CW’s Supergirl has put political issues on the back burner this season, leaving room for the obnoxious Batwoman to swoop in instead. This week, however, we returned to our regularly scheduled politics with the usual awful results. Unfortunately, it was yet another propping up of the transgender community.
The March 15 episode “Reality Bytes” centered around our transgender superhero Nia Nal aka Dreamer (Nicole Maines). Her transgender roommate Yvette (Roxy Wood) wass targeted and attacked by a man trying to send a message to “Dreamer” about how “the world doesn’t want a trans superhero.” Trust me when I say, it doesn’t get any deeper than that.
Of course, this led to Nia appealing to her friend Kara Danvers aka Supergirl (Melissa Benoist) for help. Kara offered to help the legal way, but Nia was determined to see justice for her “vulnerable” community. And that led us to our first instance of the show insisting that trans people are all assaulted “every day”:
Kara: Look, I...I know this is a personal attack, but you have to trust that when we find this guy the cops are gonna put him behind bars.
Nia: Kara, I love you, but do not tell me what I can and can't do right now. There is no catching this guy and redeeming him. There is no hope speech that can make this better.
Nia: No. Look, my community is vulnerable. This happens more than you could possibly know. And there are guys just like this jerk out there who want to hurt us. They want us to hide and to be afraid to be who we are. They want us to disappear, and it happens...every day.
Kara: I know, and what this guy did is horrible—
Nia: He's not the first, and he won't be the last. And we haven't exactly been a priority for the cops. So, just trust me when I say that I am the one protecting this community. And now this bastard is going after my community, trying to erase me? No. No, this guy is over.
It’s strange how Nia believed that she could speak for literally every trans person on the grounds of being trans, and yet she’s never called out on being prejudiced. Then again, that would have involved criticizing a transgender person, and Supergirl jumped through hoops in a single bound to avoid that. In fact, there were many scenes of characters like Kara validating Nia’s perspective.
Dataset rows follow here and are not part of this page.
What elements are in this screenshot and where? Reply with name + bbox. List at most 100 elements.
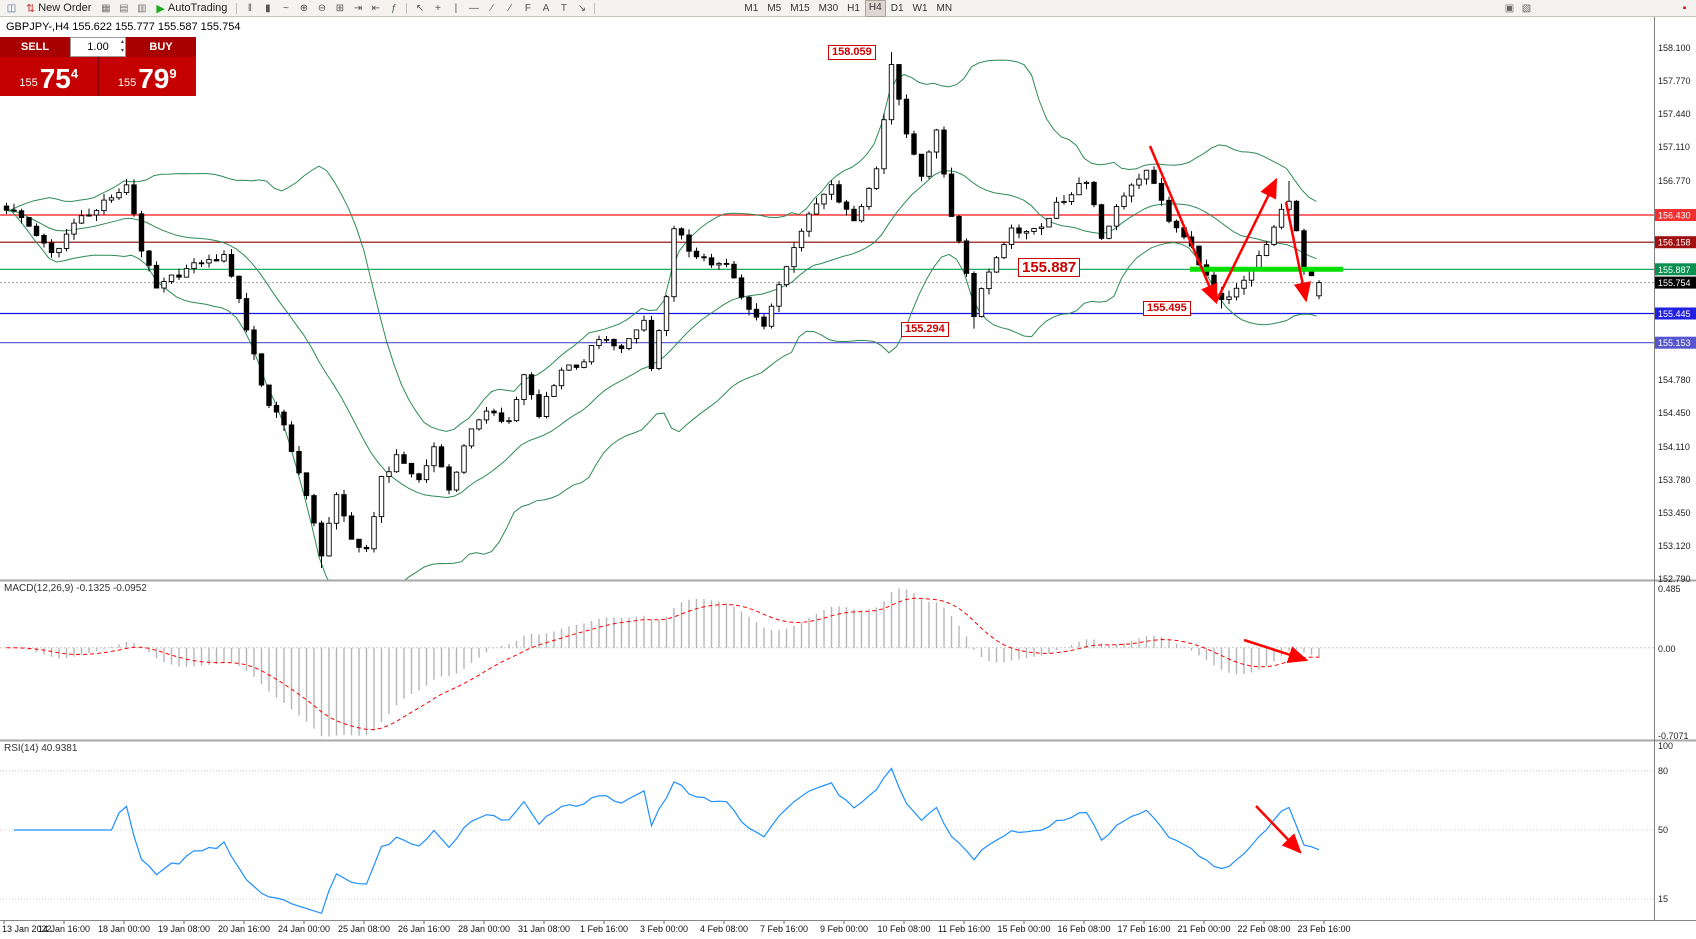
svg-text:153.450: 153.450 [1658, 508, 1691, 518]
timeframe-m30[interactable]: M30 [818, 2, 839, 14]
zoom-out-icon[interactable]: ⊖ [317, 2, 327, 14]
indicators-icon[interactable]: ƒ [391, 2, 397, 14]
svg-text:15: 15 [1658, 894, 1668, 904]
timeframe-mn[interactable]: MN [936, 2, 953, 14]
candlestick-chart-icon[interactable]: ▮ [265, 2, 271, 14]
line-chart-icon[interactable]: ~ [282, 2, 289, 14]
timeframe-d1[interactable]: D1 [890, 2, 904, 14]
svg-text:13 Jan 2022: 13 Jan 2022 [2, 924, 52, 934]
crosshair-icon[interactable]: + [434, 2, 441, 14]
bid-price[interactable]: 155 75 4 [0, 57, 98, 96]
trendline-icon[interactable]: ∕ [491, 2, 493, 14]
data-window-icon[interactable]: ▣ [1504, 2, 1515, 14]
tile-windows-icon[interactable]: ⊞ [335, 2, 345, 14]
svg-text:23 Feb 16:00: 23 Feb 16:00 [1297, 924, 1350, 934]
trade-panel-top-row: SELL 1.00 ▴ ▾ BUY [0, 37, 196, 57]
chart-shift-icon[interactable]: ⇤ [371, 2, 381, 14]
toolbar-right-group: ▣ ▧ [1501, 1, 1535, 16]
timeframe-m1[interactable]: M1 [744, 2, 759, 14]
price-label-annotation[interactable]: 155.887 [1018, 258, 1081, 277]
templates-icon[interactable]: ▤ [119, 2, 129, 14]
svg-text:-0.7071: -0.7071 [1658, 731, 1689, 741]
svg-text:155.153: 155.153 [1658, 338, 1691, 348]
new-order-icon: ⇅ [26, 2, 36, 15]
new-order-button[interactable]: ⇅ New Order [21, 1, 96, 16]
sell-button[interactable]: SELL [0, 37, 70, 57]
svg-text:26 Jan 16:00: 26 Jan 16:00 [398, 924, 450, 934]
svg-text:157.110: 157.110 [1658, 142, 1690, 152]
svg-text:7 Feb 16:00: 7 Feb 16:00 [760, 924, 808, 934]
text-icon[interactable]: A [542, 2, 550, 14]
svg-text:16 Feb 08:00: 16 Feb 08:00 [1057, 924, 1110, 934]
svg-text:18 Jan 00:00: 18 Jan 00:00 [98, 924, 150, 934]
price-label-annotation[interactable]: 155.294 [901, 322, 949, 337]
timeframe-m15[interactable]: M15 [790, 2, 810, 14]
volume-input[interactable]: 1.00 ▴ ▾ [70, 37, 126, 57]
price-divider [97, 57, 99, 96]
vertical-line-icon[interactable]: | [454, 2, 458, 14]
volume-increase-button[interactable]: ▴ [120, 39, 124, 45]
svg-text:15 Feb 00:00: 15 Feb 00:00 [997, 924, 1050, 934]
svg-text:25 Jan 08:00: 25 Jan 08:00 [338, 924, 390, 934]
zoom-in-icon[interactable]: ⊕ [299, 2, 309, 14]
timeframe-m5[interactable]: M5 [767, 2, 782, 14]
autotrading-button[interactable]: ▶ AutoTrading [151, 1, 232, 16]
svg-text:155.445: 155.445 [1658, 309, 1691, 319]
arrow-tool-icon[interactable]: ↘ [577, 2, 587, 14]
svg-text:4 Feb 08:00: 4 Feb 08:00 [700, 924, 748, 934]
price-label-annotation[interactable]: 158.059 [828, 45, 876, 60]
svg-text:154.780: 154.780 [1658, 375, 1691, 385]
svg-text:100: 100 [1658, 741, 1673, 751]
fibonacci-icon[interactable]: F [524, 2, 531, 14]
macd-histogram [0, 588, 1654, 737]
level-price-badge: 155.445 [1655, 307, 1696, 320]
bid-pip-digit: 4 [70, 66, 79, 81]
chart-window-icon[interactable]: ◫ [6, 2, 17, 14]
svg-text:154.110: 154.110 [1658, 442, 1690, 452]
toolbar-separator [236, 2, 238, 14]
price-label-annotation[interactable]: 155.495 [1143, 301, 1191, 316]
svg-text:156.770: 156.770 [1658, 176, 1691, 186]
svg-text:155.754: 155.754 [1658, 278, 1691, 288]
ask-price[interactable]: 155 79 9 [99, 57, 197, 96]
alert-icon[interactable]: ▪ [1682, 2, 1687, 14]
ask-prefix: 155 [117, 77, 137, 89]
timeframe-h1[interactable]: H1 [847, 2, 860, 14]
autotrading-label: AutoTrading [167, 2, 228, 14]
trade-panel-price-row: 155 75 4 155 79 9 [0, 57, 196, 96]
charts-grid-icon[interactable]: ▦ [101, 2, 111, 14]
buy-button[interactable]: BUY [126, 37, 196, 57]
svg-text:28 Jan 00:00: 28 Jan 00:00 [458, 924, 510, 934]
bar-chart-icon[interactable]: ‖ [247, 2, 252, 14]
timeframe-w1[interactable]: W1 [912, 2, 928, 14]
bid-big-digits: 75 [39, 63, 71, 94]
svg-text:20 Jan 16:00: 20 Jan 16:00 [218, 924, 270, 934]
macd-axis: 0.485 0.00 -0.7071 [1658, 584, 1689, 741]
level-price-badge: 156.158 [1655, 236, 1696, 249]
ask-pip-digit: 9 [169, 66, 177, 81]
cursor-icon[interactable]: ↖ [415, 2, 425, 14]
macd-indicator-label: MACD(12,26,9) -0.1325 -0.0952 [4, 583, 147, 594]
horizontal-line-icon[interactable]: ― [468, 2, 479, 14]
svg-text:3 Feb 00:00: 3 Feb 00:00 [640, 924, 688, 934]
auto-scroll-icon[interactable]: ⇥ [353, 2, 363, 14]
channel-icon[interactable]: ⁄ [509, 2, 511, 14]
toolbar-separator [406, 2, 408, 14]
macd-signal-line [6, 597, 1320, 731]
volume-stepper: ▴ ▾ [121, 38, 124, 56]
toolbar-separator [594, 2, 596, 14]
svg-text:22 Feb 08:00: 22 Feb 08:00 [1237, 924, 1290, 934]
ask-big-digits: 79 [138, 63, 170, 94]
strategy-tester-icon[interactable]: ▧ [1521, 2, 1532, 14]
svg-text:152.790: 152.790 [1658, 574, 1691, 584]
label-icon[interactable]: T [560, 2, 567, 14]
profiles-icon[interactable]: ▥ [137, 2, 147, 14]
svg-text:19 Jan 08:00: 19 Jan 08:00 [158, 924, 210, 934]
chart-symbol-ohlc: GBPJPY-,H4 155.622 155.777 155.587 155.7… [6, 21, 241, 33]
svg-text:80: 80 [1658, 766, 1668, 776]
svg-text:50: 50 [1658, 825, 1668, 835]
timeframe-h4[interactable]: H4 [864, 0, 886, 17]
volume-decrease-button[interactable]: ▾ [120, 48, 124, 54]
In this later scene, Kara helped produce an article on the trans murder epidemic, noting how “frustrating” it is that she can’t do more to help:
Kara: Maybe put Yvette's quote at the top of the third graph.
Kara: “Over 24 trans people have been murdered in this country in the past year."
William: The true number's likely much higher. Many of these attacks go mis-reported because victims are misgendered in police reports.
Kara: Nia was so angry. I get it, this is so frustrating. I wish we could do more to help.
Predictably, the heroes found and stopped the attacker, and, even more predictably, the creep was nothing but a one-dimensional strawman villain who hated transgender people because the plot said so. All that matters was Nia leaving us with more generic words of inspiration: “They want us to be invisible... Because of their own fears. They want to erase us so we need to shine even brighter.”
For the record, there was no epidemic of bigoted white men murdering transgender people. While there were about twenty U.S. trans murders in 2019, most trans murders happened during personal disputes, not hate crimes. Second, the transgender homicide rate doesn’t even constitute half of the average homicide rate, much less an epidemic. Contrary to the apparently awful National City (or the comments of Nia’s actor Nicole Maines), the United States is actually pretty safe for Nia’s “community.”
But Supergirl didn’t care about that. All Supergirl cared about was fighting fictional bigots to shove a liberal agenda down our throats. The worst part of all was that it came in a ridiculously boring plot rivaling only that of Dreamer’s origin story. I’d like to say that the series can do better, but clearly that’s no longer true.